The Georgia Gang Returns

Bill Elliott and the Coors-Melling team rolled into Daytona ready to race in 1985. Photo courtesy the Ray Lamm collection

Nobody saw them coming.

The Elliott boys brought their Coors beer sponsored Ford Thunderbird to Daytona in 1985 down out of the mountains of Georgia, much as Lloyd Seay and Roy Hall had driven moonshine out of the hills.

The Melling team had worked very hard and very quietly at their little shop just north of Dawsonville all winter with one goal in mind.

To beat Waddell Wilson’s ass.

They had quietly done some testing at Talladega, and knew they had good horsepower.  They knew they had good cars.  Bill had worked hard on the bodies to get them right.  Brother Ernie Elliott, who built the engines, knew what he had under the hood.  Now it was time to let everyone else know.

When they unloaded their number 9 Ford at Daytona, most figured it would be another solid outing at best for the Georgia Gang.

Boy, were they surprised.

Elliott started off SpeedWeeks by sitting on the pole for the Daytona 500 with a speed of 205.114.  That was almost four miles an hour faster than the speed put up for the pole the year before by Cale Yarborough.

Yarborough’s car had been powered by a Waddell Wilson engine.

Everybody was chasing the Georgia Gang during the 1985 Daytona 500. Photo courtesy the Andy Towler collection

In Thursday’s qualifying race, Elliott nearly lapped the entire field en route to the victory.  In the 60-lap event, Elliott lapped all but five cars in the field, and bested second place Darrell Waltrip by 37 seconds.

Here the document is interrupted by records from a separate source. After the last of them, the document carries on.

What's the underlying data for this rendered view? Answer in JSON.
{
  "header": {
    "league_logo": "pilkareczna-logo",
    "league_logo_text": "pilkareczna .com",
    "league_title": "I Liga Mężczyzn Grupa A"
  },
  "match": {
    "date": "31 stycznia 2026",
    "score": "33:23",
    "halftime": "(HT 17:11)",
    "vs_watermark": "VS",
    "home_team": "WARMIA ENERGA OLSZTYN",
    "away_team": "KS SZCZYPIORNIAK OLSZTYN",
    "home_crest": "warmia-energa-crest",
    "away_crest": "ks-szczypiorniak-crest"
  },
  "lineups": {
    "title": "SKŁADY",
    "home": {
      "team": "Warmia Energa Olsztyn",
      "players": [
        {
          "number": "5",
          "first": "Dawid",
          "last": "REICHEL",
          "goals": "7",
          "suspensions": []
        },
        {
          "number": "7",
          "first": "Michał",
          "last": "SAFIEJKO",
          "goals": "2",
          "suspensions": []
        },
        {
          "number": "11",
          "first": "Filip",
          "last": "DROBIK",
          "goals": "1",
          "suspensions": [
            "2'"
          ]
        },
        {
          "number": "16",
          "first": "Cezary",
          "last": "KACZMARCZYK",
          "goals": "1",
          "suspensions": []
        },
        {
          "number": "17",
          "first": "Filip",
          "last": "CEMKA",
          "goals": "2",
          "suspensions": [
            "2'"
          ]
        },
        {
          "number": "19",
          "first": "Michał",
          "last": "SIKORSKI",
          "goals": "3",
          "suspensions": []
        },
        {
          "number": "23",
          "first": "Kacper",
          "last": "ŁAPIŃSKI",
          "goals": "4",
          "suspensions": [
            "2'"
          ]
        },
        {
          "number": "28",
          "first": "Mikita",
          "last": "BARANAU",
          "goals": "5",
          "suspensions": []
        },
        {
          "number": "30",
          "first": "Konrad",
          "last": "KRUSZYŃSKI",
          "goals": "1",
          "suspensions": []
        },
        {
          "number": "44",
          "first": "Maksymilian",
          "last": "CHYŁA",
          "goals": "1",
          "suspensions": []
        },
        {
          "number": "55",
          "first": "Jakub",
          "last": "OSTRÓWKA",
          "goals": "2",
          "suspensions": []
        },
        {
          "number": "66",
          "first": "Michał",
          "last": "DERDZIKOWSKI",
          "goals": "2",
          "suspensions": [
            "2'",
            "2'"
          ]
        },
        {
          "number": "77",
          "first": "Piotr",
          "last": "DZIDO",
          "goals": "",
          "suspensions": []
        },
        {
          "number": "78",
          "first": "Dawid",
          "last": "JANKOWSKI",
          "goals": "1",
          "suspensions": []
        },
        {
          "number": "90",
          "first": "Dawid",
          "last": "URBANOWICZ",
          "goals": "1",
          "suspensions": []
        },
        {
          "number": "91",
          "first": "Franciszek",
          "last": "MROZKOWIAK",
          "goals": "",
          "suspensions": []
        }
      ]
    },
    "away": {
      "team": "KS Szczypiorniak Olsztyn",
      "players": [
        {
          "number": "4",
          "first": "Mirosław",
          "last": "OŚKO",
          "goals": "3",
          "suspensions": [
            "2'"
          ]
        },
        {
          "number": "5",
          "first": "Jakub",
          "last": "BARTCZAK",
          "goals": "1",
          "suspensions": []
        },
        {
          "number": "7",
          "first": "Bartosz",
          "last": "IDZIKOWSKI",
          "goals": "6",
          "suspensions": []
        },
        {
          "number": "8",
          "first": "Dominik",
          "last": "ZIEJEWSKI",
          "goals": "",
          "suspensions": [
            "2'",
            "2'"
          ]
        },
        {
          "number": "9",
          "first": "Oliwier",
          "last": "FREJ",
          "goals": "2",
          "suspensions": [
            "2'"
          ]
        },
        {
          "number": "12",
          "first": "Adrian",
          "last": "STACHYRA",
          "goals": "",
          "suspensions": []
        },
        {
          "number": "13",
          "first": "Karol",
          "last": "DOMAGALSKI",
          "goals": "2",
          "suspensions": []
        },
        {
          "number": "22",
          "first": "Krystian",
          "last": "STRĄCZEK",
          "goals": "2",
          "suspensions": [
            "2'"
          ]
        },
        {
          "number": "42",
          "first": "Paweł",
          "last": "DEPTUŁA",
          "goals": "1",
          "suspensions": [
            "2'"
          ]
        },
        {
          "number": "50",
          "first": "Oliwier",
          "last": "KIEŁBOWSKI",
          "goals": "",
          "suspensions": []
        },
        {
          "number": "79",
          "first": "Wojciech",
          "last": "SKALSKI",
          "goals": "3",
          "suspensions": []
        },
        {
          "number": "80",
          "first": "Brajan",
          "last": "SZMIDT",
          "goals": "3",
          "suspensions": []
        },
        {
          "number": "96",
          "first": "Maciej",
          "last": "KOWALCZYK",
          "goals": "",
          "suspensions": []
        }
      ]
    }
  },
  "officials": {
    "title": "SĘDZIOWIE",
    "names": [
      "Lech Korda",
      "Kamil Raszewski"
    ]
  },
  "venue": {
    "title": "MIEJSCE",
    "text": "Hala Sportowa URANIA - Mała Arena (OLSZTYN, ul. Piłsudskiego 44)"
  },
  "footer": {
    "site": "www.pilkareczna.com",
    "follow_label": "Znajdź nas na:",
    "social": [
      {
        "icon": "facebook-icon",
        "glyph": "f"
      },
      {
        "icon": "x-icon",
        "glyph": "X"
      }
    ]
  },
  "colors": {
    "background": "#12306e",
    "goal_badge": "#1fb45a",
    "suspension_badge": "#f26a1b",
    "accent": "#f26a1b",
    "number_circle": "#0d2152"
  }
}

One driver was quoted as saying “We haven’t got a chance in the 500.”

They were right.

When the green flag dropped, Elliott flexed his muscles by leading 136 of the 200 laps that made up the event.  His competitors, including Yarborough, pushed their cars hard to stay with the Coors Thunderbird.  For most, they pushed too hard, coming away with engine failure.

There was only one bump in the road for Elliott.  NASCAR held the Georgia driver in the pits during a green flag stop for around 45 seconds, claiming the team needed to fix a hole in the right front headlight cover.

Most observers figured that was the end of the fairy tale.

But Elliott thundered back, slicing through the field to retake the lead.  A late caution made the finish closer than it seemed, as Elliott outdistanced Lake Speed, the only other driver on the lead lap, by just under a second to win.